When you step back and look at the big picture of Geno’s first 12 months as a Mountaineer the one thing that most readily jumps off the page at you can be summed up in two words: lost reps. As we all know, time is a non-renewable resource. Every single practice snap those two injuries cost Smith are snaps he will never get back, and that means all the world to a young quarterback trying to find his stride in a setting and a system that he’s only been immersed in for a year.

If you’re looking for a silver lining around the gray cloud of lost snaps shaped by Geno’s injury-ridden timeline at WVU, consider this: the lion’s share of reps Smith did get while playing behind Jarrett Brown last year were almost all meaningful ones. That does make a significant difference. All the blow-out, mop-up duty in the free world can’t test a young quarterback’s mettle as much as one snap taken with the outcome of a game resting in the balance. That was the case with most of Smith’s reps last year - they mattered.

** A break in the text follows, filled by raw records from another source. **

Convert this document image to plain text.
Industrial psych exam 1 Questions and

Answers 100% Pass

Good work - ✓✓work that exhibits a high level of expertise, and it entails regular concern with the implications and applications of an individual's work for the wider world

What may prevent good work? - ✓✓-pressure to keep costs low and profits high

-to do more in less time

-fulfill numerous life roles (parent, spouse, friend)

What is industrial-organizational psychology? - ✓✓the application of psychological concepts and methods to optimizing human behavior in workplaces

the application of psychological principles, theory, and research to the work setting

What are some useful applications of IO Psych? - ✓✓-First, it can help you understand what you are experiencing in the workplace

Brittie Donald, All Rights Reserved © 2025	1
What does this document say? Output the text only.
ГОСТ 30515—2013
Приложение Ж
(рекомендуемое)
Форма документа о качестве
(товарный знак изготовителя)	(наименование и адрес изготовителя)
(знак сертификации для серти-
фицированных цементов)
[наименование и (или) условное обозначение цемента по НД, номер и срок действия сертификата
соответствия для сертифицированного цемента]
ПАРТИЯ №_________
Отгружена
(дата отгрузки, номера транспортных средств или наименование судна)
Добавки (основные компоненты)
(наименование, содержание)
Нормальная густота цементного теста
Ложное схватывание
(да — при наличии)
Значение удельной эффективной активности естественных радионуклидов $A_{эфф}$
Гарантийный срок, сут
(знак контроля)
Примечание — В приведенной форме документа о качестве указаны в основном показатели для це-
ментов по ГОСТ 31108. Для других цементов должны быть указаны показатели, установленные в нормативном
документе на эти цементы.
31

The 47 snaps Smith took against Marshall after Brown exited with a concussion following the fourth play of the game were invaluable. From a situational standpoint, Smith confronted many of the same hardships he’ll see regularly as a starting quarterback at the major college level. Adversity is often exactly the tonic a developing young QB needs to grow, and in last year's Friends of Coal Bowl Geno got more than a dose of it. He was forced to play from behind (WVU trailed for more than 24 minutes during the contest); he was called on to deliver in the clutch (Smith’s 13-yard strike to Jock Sanders on fourth and 10 early in the second half was as savvy a play as you will see and it served as the turning point of the game); and he was forced to make big league throws to ignite his team (Smith’s perfectly delivered 33-yard TD strike to Alric Arnett came with less than thirteen minutes remaining and with the Mountaineers clinging to a narrow 10-7 lead).

In all three scenarios Smith responded with a poise and level of field smarts beyond his years, and that’s a very positive sign for the Mountaineers moving forward.

I was in the West Virginia locker room at halftime of the Gator Bowl when the determination was made to keep Jarrett Brown out of action because of his ankle injury. I watched Mountaineer offensive coordinator Jeff Mullen approach Geno near his locker and tell him it was now his show to run the rest of the way. Many true freshman hurled into this situation might lapse into a panic attack replete with Orphan Annie sized eyes, particularly following the pomp and circumstance that surrounded the first half and all of the Bowden‘s-final-game hoopla. But Smith was unflappable. He simply offered a confident nod that might have left you thinking Mullen had merely told him to smile at the cameras on his way back out.

The long and short of it is this: there are no mulligans in the world of injuries. Unable to go back and change things and make up for lost time, we are left to look forward. Every rep matters and in his ongoing effort to make the absolute most of the snaps that lay ahead, Geno Smith will be far too busy to count every hour of the day.

Instead, he’ll simply make every hour of the day count.